October 17 Story as a way of knowing

  • Annotated Bibliography for the Story Project
    • Shows importance of sources
    • Forces you to actually incorporate them by describing how the source is relevant to your project
    • Keeps track of what you’ve read
    • Include the actual story source and history
      • Backstory of that character or type of hero, does it tell a lesson, etc.
  • Criteria for choosing a story
    • Relatable, personal connection
      • Makes you want to tell and research about it
    • Semi-well known so sources actually exist on it
    • Find a story: has to be fiction, you connect with, from a different culture, pick any story from a culture that you came from (your origin)
    • Expand on research by researching origins and type of story which will help listener understand better
  • Performance Plan
    • 7-8 minutes of actually performing
    • Research really shows in the plan
    • 2-4 pages
      • See Rubric on blog
      • There is a different Rubric for actual performance
    • If you use a visual MAKE SURE IT ENGAGES AND DOESN’T DISTRACT
  • Bon Air
    • V will be coming on Monday nights
    • We want to create one final project and we need to determine what type of thing we think it would be best
    • Prof. Dolson will be sort of backing out now in hopes that meaningful conversation will naturally occur
    • At the Richmond City Jail, inmates thought that the juvenile system failed them as kids, it was not a productive experience, and may have resulted in why they ended back up in the system
  • Blog posts
    • Write down questions about their stories
    • Write about things that bother you about stories that you hear in Bon Air
    • Don’t need to understand or solve the problem
  • The Truth About Stories
    • Begins with a creation story
      • The chapters begin with Thomas King hearing the same question on the same story but in a different place asked by a different person
        • Story about a story- provides a responsibility to the person listening to do with the story whatever they need to do with it
        • “The truth about stories is that’s all we are”

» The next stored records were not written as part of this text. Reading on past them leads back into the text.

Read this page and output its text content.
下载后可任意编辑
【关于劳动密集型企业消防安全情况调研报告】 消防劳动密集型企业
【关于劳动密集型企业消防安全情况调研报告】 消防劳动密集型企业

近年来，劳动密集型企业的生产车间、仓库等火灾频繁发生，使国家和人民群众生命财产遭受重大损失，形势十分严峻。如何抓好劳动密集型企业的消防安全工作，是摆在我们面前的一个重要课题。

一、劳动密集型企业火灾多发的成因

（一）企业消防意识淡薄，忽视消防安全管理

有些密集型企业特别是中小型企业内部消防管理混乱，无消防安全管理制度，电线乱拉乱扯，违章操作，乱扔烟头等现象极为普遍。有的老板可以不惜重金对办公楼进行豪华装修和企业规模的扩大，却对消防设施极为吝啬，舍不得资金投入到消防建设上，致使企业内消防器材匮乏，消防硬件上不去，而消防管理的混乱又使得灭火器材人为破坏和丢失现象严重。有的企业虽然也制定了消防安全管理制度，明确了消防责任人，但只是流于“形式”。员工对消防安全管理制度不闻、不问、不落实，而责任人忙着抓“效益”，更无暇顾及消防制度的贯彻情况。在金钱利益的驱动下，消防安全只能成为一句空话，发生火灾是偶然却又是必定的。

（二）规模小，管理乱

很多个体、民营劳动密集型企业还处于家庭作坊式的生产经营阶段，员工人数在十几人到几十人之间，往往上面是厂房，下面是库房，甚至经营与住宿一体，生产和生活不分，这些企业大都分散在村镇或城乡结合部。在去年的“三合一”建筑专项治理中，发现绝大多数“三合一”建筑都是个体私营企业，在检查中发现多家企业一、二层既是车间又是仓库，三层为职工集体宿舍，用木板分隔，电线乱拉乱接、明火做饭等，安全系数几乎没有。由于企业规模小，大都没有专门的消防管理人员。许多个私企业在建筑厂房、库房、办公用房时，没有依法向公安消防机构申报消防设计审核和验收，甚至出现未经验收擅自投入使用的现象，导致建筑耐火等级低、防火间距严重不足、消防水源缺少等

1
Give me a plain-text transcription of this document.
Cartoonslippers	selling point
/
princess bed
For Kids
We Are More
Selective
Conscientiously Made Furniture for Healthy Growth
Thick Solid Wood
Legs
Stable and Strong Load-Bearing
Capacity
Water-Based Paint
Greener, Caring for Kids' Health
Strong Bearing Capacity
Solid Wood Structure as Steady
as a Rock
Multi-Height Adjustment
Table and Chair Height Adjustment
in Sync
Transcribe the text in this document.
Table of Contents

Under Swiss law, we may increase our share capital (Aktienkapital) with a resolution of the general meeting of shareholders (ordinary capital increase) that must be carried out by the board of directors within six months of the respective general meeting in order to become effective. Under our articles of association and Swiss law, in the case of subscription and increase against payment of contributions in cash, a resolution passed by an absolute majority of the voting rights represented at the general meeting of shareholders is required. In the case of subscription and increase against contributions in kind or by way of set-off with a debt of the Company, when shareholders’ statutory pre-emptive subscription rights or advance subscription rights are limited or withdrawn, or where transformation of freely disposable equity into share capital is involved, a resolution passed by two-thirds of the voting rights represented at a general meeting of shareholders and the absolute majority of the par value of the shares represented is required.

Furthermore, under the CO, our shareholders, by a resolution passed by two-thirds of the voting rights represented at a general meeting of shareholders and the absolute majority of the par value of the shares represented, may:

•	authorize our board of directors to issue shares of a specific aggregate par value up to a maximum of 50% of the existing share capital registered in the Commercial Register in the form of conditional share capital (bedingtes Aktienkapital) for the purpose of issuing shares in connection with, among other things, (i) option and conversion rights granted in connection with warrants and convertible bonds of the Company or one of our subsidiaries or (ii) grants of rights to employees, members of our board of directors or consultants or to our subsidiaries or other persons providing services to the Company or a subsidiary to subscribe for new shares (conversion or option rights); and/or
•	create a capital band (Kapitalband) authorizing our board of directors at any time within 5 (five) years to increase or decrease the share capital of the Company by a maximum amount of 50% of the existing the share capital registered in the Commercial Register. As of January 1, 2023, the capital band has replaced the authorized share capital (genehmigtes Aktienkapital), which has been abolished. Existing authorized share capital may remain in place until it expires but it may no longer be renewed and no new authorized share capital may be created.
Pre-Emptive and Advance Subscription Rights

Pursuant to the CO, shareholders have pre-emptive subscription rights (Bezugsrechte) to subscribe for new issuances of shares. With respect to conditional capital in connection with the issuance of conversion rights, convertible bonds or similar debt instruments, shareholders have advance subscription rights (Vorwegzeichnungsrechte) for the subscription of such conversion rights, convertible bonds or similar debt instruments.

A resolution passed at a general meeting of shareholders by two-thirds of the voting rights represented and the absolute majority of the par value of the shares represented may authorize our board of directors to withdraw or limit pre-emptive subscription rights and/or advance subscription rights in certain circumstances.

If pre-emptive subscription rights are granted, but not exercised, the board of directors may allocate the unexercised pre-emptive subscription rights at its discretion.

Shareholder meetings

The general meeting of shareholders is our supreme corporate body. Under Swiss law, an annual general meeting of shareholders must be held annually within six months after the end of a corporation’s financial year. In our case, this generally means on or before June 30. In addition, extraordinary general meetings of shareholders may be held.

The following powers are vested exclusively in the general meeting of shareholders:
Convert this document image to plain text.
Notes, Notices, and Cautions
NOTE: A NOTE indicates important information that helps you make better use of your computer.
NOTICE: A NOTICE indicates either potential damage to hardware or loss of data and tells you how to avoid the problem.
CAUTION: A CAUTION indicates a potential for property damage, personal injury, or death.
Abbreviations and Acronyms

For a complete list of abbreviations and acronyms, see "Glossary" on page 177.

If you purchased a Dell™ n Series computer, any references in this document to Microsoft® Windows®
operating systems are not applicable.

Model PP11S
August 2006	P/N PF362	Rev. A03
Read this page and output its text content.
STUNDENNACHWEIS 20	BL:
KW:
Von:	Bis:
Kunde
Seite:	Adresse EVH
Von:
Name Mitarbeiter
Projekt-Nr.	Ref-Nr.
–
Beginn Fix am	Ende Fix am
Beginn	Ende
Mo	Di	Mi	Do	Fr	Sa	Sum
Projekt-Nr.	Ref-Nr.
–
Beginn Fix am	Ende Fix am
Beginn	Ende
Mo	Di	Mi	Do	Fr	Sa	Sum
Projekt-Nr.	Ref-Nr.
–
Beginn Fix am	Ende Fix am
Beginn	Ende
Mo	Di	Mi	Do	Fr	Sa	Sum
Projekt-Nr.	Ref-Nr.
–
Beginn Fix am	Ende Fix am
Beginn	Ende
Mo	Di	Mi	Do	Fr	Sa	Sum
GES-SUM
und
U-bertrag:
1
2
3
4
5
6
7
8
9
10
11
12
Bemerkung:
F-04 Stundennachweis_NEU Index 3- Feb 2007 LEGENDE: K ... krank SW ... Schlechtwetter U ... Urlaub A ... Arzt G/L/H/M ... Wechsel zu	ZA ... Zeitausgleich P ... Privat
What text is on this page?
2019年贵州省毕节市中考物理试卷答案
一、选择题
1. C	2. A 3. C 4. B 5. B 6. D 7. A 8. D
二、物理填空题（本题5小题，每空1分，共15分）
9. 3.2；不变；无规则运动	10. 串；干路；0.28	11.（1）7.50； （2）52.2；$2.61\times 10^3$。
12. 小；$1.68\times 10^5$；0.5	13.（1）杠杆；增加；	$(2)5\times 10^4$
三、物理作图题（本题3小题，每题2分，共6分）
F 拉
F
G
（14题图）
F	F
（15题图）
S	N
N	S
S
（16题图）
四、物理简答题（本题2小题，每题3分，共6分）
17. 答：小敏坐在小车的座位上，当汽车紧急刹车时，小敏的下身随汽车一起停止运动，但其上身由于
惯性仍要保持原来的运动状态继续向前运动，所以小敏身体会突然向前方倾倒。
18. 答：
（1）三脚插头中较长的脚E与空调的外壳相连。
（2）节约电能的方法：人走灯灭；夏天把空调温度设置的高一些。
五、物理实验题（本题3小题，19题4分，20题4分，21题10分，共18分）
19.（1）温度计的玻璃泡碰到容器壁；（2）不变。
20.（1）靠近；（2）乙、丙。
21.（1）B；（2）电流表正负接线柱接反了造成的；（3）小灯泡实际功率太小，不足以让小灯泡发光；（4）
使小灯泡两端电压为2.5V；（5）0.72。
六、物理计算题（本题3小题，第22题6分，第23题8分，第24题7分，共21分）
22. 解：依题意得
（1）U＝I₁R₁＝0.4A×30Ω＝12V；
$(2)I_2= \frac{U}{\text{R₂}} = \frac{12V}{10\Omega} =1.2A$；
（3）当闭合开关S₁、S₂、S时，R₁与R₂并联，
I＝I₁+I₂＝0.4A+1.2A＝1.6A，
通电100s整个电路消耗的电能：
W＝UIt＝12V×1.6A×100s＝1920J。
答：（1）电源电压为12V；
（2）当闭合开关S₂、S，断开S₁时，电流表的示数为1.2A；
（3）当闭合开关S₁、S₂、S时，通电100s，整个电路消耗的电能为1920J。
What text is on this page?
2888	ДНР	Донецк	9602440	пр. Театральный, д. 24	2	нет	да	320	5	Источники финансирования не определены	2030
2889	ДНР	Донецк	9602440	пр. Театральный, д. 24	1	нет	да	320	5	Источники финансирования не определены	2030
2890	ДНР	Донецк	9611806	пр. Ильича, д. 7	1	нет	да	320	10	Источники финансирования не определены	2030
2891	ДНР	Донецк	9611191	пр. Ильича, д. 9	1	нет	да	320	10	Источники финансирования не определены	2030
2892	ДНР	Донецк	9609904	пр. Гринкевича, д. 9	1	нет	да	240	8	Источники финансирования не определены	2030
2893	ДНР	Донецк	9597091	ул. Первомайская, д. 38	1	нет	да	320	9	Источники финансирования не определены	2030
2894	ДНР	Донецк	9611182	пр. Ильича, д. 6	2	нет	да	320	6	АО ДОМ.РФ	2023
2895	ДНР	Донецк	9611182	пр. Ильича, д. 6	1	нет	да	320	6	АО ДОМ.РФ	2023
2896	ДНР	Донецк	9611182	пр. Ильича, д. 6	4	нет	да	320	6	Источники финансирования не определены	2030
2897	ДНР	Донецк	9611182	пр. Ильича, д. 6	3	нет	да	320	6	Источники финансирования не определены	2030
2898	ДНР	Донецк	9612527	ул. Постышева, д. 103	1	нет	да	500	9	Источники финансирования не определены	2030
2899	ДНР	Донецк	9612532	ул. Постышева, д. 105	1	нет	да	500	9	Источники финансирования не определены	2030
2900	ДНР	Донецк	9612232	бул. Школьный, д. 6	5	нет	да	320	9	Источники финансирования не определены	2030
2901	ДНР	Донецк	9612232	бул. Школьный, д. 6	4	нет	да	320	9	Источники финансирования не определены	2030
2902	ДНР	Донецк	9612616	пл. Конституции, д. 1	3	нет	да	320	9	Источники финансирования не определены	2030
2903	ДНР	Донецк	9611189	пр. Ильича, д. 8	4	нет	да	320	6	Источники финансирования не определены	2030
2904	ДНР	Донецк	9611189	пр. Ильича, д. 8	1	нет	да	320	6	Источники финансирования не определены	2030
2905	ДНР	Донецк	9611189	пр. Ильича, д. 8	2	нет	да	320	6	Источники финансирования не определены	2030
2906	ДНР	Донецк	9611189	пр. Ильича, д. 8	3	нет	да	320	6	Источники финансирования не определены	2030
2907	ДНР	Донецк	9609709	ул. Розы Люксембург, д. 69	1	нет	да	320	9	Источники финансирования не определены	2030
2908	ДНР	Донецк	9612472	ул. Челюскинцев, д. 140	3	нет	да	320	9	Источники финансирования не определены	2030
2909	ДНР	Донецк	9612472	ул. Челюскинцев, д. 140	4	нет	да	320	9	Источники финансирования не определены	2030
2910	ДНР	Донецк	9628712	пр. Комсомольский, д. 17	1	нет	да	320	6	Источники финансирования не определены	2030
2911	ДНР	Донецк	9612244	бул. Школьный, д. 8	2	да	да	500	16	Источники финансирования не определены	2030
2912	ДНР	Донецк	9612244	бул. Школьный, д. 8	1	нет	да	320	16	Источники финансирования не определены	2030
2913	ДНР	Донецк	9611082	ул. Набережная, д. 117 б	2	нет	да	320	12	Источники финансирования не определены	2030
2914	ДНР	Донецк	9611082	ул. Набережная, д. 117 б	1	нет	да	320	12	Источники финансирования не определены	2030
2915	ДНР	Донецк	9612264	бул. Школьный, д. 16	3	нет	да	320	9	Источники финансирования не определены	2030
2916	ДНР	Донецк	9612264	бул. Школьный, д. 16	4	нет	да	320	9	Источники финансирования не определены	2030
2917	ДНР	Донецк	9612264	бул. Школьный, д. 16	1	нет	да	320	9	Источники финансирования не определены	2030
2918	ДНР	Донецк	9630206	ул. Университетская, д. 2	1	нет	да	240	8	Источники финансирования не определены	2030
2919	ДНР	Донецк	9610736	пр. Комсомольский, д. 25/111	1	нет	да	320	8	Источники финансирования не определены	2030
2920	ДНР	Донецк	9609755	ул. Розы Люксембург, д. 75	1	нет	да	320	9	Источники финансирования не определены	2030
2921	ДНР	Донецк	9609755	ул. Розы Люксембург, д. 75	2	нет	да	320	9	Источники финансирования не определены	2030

        • “You’ve heard it now”
    • Showing stories are important though his own life experiences
    • What makes this style engaging?
      • Style of writing
      • Background of story teller makes his perspective more gripping
      • Pronoun use like we connects us
      • It’s like strung together essays
        • Not a lot of quotes can make you involved in the story
        • How does this make the flow of it
      • His voice: conversational, sort of informal (“screw you”), personal, casual
        • Opposite of being a professor more relatable more rambling
        • He wants to be different, makes it’s not a forceful digestion of facts/his story but he makes you want to learn about it
    • History
      • Half-native American
      • Grew up liking other worlds and travelling to planets → first glimpse of his own story (wanted to get out of town and escape where he lived)
        • He is telling us that he was restless, felt disconnected to the rest of the country and even some of his peers, dissatisfied with his current situation, disappointed
      • Had a single mother during a time women were not respected professionals → exposure to injustice at an early age
      • His father left them, married two more times, had 7 more kids, and died → he made learning about this a story but what makes something a story?
        • Beginning middle and end
        • Not in that order though
        • Some stories don’t yet have an end
    • Truth, lies, and introductions
      • Every story has a lie or some sort of misinformation even if it’s true
      • Manipulations of time or a specific scene just sticks with you but does remembering it differently than your siblings or not knowing the context make it a lie?
      • What about those specific scenes are important?